The author of the study, North Carolina State University's Mari Kate Mycek, uses what qualifies as, at best by any scientific standard, a small sample size in the first place to assert several generalities about vegan men. Soave proceeds in his own article to lambast the study, but the bigger picture is that this is the kind of thing that's being discussed already in media, including this very article itself. The mere discussion could serve as a hindrance to any attempt that the US might make toward plant-based agriculture and veganism. It's often the ideological backlash, in fact, that forestalls a movement.
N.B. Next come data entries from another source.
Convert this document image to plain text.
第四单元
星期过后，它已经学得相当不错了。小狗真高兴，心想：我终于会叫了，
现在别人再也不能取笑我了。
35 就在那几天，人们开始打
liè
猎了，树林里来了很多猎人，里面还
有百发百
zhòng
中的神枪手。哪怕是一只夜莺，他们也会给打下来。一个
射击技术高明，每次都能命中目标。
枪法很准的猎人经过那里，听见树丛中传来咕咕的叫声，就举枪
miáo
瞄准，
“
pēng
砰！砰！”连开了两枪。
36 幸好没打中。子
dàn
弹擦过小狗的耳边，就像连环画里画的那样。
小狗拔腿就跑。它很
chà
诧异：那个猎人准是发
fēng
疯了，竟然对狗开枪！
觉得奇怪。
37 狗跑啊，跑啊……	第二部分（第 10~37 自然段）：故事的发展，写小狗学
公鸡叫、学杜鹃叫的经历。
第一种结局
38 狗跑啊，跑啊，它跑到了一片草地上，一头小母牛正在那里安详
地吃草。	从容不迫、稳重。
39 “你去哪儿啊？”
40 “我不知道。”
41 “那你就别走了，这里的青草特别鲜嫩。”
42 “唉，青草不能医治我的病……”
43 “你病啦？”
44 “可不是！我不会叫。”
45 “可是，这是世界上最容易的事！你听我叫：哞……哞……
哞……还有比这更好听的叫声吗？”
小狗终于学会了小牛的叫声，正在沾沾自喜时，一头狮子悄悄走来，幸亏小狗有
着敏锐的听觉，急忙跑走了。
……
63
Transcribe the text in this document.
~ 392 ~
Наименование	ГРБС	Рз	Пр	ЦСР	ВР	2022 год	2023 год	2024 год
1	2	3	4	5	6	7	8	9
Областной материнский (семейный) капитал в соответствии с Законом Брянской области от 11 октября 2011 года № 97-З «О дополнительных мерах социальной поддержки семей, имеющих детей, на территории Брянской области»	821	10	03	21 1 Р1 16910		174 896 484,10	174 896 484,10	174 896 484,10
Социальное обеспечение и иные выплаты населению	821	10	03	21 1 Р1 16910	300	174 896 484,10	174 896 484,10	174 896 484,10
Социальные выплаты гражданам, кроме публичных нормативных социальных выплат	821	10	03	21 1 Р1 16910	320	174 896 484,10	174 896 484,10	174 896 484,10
Cases in point would be the anti-vaxxer movement, the belief that global warming isn't real, the notion that Christianity should inform lessons on biological evolution in school, the so-called Blue Lives Matter campaign, and a myriad of other ideologies in the US that hamper fact-based progress on critical fronts. Vaccines don't cause autism and do immunize people. Man-made climate change is a meteorologically veritable phenomenon that does threaten to put the cap on the ongoing sixth mass extinction. Science classrooms should teach science, and Bible classes should inform them separately. The Black Lives Matter campaign was never a platform that suggested the lives of police were or should be undervalued, but police actions have suggested that Black life is undervalued.

It's most likely that this is all it will take to derail any legitimate attempts to mount a concerted effort to "veganize" the US; nevertheless, with Millennials embracing vegan and vegetarian diets at the rate they are, research shows that the ends are worth trying.